In summary, the community retains the flexibility to continue delegating to FTSO data providers on the C-Chain to earn FTSO rewards or opt to delegate stake to validators on P-Chain to earn validation rewards. However, it is not feasible to utilize the same tokens to earn rewards on both systems concurrently during Phase 2.

Community Participation in Staking

The community can initiate staking transactions on P-Chain via a user interface currently under development and scheduled for release upon the public launch of staking in October.

Staking rewards in Phase 2 will be calculated off-chain using an algorithm script publicly available for community review and verification. Validation rewards will be distributed through the validator rewards contract on C-Chain.

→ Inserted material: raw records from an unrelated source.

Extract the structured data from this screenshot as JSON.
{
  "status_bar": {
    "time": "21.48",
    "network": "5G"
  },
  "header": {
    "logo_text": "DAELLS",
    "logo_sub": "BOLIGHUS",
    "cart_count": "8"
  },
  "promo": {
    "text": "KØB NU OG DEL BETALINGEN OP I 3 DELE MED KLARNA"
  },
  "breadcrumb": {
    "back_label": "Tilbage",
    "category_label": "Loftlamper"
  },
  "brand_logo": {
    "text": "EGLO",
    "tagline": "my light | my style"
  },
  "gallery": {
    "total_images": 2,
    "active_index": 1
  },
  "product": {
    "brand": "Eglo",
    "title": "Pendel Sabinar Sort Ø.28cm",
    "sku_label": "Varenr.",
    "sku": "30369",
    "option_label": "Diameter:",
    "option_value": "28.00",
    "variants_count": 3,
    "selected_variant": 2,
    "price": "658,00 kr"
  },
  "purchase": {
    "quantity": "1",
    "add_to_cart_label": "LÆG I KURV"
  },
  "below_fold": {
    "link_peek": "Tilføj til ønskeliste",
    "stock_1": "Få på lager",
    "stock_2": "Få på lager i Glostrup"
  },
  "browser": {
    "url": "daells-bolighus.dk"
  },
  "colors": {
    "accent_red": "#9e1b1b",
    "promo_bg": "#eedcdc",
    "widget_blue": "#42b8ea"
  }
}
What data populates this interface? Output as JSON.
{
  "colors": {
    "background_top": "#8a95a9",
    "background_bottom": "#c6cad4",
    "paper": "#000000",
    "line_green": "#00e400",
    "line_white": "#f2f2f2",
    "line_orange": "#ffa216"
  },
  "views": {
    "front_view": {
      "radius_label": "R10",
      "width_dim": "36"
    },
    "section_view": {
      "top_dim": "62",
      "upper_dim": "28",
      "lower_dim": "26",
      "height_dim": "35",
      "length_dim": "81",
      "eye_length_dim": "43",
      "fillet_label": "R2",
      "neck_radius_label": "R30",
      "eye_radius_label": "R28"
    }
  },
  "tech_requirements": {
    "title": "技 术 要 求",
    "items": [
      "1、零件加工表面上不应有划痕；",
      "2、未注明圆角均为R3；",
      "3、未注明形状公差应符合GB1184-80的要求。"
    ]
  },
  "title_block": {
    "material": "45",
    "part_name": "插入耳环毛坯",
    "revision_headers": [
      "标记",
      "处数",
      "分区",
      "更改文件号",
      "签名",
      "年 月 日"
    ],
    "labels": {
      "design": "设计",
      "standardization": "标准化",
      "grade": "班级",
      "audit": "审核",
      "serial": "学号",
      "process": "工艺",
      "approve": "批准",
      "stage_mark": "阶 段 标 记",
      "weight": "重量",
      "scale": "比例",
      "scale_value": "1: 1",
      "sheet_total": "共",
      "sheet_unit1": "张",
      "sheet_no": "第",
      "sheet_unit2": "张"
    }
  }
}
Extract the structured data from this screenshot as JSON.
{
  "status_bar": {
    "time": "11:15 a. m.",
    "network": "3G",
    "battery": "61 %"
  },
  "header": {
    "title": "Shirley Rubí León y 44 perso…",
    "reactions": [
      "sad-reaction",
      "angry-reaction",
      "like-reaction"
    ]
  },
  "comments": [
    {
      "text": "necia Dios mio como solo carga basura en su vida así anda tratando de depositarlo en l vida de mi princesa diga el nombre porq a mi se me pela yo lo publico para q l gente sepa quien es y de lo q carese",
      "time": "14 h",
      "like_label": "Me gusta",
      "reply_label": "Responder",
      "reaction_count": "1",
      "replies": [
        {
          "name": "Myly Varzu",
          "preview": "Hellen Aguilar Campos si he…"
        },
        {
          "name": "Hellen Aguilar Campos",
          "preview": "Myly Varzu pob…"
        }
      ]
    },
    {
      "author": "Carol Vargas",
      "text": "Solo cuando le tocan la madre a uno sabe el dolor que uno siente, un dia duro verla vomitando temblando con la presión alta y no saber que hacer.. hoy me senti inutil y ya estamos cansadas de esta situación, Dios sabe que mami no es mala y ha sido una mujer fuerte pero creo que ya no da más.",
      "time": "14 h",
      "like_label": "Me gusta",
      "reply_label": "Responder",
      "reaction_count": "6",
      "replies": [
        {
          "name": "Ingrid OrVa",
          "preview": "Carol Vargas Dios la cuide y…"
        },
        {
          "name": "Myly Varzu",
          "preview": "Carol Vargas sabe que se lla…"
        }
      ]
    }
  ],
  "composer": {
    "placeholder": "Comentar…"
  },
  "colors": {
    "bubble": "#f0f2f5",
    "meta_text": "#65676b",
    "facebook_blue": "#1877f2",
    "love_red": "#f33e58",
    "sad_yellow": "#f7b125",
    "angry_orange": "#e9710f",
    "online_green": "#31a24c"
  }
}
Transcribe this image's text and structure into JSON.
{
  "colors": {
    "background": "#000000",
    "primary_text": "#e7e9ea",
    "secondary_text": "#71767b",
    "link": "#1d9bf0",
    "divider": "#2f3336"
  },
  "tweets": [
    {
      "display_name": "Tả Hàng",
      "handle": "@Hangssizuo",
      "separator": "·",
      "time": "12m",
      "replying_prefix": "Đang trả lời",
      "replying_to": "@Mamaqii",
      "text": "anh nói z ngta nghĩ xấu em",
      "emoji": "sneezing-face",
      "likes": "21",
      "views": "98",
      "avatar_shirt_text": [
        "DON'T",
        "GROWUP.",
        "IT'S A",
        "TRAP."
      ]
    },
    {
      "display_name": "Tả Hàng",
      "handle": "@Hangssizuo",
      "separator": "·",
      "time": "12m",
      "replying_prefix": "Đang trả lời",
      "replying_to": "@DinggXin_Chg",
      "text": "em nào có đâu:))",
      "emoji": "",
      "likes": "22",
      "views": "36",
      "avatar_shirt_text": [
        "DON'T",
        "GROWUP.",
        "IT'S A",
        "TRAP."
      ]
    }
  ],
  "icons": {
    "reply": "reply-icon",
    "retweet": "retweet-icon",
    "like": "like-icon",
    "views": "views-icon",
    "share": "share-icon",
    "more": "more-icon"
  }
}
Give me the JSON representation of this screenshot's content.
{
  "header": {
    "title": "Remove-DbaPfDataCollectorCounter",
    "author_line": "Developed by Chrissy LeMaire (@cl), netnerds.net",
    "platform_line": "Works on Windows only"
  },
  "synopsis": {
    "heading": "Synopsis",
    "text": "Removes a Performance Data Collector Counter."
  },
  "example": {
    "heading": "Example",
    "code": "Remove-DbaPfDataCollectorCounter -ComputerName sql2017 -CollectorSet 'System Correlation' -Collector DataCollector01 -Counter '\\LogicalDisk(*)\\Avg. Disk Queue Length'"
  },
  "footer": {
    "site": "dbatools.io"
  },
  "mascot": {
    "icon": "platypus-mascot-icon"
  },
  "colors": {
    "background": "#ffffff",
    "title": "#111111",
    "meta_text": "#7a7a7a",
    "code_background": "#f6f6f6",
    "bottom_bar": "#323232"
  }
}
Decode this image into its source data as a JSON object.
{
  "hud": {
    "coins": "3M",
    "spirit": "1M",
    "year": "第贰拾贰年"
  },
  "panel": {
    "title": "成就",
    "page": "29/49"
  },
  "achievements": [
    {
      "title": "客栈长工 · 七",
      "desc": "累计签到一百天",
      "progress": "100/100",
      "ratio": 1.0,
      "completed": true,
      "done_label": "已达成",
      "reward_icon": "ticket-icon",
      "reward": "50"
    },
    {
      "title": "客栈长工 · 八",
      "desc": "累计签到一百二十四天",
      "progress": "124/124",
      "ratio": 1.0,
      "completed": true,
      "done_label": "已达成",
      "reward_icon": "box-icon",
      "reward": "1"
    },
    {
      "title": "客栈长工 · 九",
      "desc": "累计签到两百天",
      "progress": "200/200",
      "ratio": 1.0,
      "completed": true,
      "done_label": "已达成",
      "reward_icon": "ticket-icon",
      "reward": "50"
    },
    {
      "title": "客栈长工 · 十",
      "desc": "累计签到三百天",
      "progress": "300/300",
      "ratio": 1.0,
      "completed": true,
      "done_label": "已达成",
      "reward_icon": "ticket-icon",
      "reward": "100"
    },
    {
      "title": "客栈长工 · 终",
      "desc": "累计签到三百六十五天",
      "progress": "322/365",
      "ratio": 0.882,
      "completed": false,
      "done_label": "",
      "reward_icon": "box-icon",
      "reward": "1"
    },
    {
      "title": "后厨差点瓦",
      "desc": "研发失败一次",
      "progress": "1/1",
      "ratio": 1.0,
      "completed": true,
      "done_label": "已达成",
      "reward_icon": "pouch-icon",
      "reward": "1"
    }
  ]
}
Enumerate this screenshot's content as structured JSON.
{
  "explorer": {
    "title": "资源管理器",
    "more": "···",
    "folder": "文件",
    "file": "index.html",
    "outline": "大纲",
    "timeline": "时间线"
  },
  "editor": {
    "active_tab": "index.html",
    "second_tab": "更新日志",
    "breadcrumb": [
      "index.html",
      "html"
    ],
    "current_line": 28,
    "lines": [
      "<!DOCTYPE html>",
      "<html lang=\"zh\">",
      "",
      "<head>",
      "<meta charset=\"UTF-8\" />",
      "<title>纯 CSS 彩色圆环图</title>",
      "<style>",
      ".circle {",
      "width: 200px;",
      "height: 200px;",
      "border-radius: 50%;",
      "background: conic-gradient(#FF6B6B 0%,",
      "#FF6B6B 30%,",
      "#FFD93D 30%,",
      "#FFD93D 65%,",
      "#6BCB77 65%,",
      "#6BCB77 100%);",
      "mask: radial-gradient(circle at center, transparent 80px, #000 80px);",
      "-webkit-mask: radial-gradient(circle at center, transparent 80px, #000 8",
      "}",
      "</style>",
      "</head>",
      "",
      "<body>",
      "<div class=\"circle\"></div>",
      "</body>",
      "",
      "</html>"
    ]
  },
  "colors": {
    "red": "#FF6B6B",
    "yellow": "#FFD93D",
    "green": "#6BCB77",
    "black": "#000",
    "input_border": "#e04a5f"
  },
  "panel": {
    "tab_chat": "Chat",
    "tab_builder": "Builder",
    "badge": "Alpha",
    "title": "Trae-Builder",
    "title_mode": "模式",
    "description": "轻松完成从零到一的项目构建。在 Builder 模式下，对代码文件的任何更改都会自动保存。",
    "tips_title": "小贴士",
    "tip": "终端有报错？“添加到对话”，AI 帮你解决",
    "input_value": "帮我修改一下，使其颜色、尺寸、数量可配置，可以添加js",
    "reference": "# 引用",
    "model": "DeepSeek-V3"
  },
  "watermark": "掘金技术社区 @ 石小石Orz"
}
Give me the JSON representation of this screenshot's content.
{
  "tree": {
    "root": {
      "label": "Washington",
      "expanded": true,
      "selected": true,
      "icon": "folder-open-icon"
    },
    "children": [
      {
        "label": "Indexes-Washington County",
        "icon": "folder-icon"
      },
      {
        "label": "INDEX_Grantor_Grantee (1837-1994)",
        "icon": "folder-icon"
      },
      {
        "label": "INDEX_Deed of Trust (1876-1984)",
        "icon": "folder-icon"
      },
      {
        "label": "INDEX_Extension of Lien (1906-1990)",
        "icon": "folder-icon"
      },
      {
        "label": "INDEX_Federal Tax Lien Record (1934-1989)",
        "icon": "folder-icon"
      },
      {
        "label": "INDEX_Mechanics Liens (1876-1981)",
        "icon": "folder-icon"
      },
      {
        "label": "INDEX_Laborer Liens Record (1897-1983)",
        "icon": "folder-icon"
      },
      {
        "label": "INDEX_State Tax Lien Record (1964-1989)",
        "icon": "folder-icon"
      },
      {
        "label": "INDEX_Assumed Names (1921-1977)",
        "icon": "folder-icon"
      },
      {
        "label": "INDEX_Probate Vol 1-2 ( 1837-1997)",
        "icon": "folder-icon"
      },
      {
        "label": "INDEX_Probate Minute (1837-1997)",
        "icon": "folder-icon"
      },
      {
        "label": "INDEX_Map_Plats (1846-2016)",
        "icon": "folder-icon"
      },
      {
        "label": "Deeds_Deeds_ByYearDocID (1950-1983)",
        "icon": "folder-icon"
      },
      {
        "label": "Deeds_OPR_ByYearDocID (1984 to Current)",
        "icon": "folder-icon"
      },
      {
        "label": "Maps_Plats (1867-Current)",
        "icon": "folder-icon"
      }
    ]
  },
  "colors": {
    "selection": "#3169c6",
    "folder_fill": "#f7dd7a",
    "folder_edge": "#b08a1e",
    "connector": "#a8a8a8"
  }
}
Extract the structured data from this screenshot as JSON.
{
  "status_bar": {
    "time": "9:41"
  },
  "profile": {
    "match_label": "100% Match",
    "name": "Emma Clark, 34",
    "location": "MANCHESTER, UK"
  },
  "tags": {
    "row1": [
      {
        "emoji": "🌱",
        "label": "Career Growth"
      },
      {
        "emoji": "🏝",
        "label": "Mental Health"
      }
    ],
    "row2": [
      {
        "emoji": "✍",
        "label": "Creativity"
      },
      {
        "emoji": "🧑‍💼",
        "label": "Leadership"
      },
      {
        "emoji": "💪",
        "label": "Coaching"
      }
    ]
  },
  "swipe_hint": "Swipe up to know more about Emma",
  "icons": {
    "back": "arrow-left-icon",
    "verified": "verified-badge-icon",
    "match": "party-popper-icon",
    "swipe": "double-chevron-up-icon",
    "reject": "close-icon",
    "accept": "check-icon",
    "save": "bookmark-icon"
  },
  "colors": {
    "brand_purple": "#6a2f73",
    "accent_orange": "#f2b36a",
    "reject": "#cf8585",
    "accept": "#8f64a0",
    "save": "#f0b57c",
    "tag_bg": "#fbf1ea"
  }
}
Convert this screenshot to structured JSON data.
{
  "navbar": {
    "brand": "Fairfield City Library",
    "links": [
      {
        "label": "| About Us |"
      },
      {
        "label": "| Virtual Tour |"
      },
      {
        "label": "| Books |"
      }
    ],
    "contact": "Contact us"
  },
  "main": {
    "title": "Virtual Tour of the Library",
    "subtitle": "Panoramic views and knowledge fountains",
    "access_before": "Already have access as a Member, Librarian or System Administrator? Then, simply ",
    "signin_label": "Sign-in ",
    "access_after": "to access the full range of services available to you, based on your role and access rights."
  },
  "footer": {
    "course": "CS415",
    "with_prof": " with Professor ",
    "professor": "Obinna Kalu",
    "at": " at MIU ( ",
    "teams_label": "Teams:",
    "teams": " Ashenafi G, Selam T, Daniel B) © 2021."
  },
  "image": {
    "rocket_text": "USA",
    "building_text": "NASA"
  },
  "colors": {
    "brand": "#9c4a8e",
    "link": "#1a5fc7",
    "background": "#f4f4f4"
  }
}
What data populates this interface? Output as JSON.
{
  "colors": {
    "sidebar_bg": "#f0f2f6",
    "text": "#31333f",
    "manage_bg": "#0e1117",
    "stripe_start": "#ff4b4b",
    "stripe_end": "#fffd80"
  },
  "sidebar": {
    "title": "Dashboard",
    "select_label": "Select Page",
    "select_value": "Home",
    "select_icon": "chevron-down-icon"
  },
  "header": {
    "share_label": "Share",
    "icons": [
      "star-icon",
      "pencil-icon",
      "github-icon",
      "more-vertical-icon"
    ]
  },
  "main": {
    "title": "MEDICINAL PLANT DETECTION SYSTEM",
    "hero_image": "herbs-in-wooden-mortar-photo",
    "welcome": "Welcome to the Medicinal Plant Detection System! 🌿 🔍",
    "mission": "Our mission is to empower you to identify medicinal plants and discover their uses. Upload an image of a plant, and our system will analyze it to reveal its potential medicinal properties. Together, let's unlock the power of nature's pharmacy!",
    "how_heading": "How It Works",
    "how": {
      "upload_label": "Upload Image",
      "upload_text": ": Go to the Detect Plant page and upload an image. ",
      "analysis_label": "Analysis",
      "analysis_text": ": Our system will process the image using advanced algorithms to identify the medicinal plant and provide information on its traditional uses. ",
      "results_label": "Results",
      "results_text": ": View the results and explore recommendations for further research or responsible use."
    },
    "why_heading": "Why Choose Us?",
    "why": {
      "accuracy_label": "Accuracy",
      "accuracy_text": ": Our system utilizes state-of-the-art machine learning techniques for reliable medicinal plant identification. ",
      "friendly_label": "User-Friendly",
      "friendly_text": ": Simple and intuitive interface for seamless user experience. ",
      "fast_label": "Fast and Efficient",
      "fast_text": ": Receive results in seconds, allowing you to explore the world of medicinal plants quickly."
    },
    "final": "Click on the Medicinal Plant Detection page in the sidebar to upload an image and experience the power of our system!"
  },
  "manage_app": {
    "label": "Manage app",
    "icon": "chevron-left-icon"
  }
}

Eligibility for FlareDrops and Governance

Participants who delegate stake to validators on P-Chain will have their amounts reflected on C-Chain through a mirroring service (smart contract), allowing staked token amounts to continue qualifying for monthly FlareDrops and participation in governance voting matters. This will also apply to validator self-bond amounts throughout Phase 2.

Infrastructure Provider Management Group (IPMG)

Formerly known as the FTSO Management Group, this network body comprises infrastructure providers and serves as an invaluable network security layer and community protection mechanism.

The network is designed to withstand significant collusion attacks, but the IPMG further mitigates these risks by proactively identifying potential data collusion or cloned algorithms, facilitating open and transparent discussions with all involved parties, and voting on resolutions in a decentralized manner.

The community approved the extension of the IPMG throughout Phase 2 as part of FIP.05.

Staking Phase 3

Once secure communication between the P- and C-chains is established, staking rewards will be managed entirely on-chain. The ultimate objective is for funds staked on the P-Chain to enjoy the same privileges as wrapped FLR on the C-Chain, enabling the potential to earn FTSO rewards, FlareDrops, and participate in governance.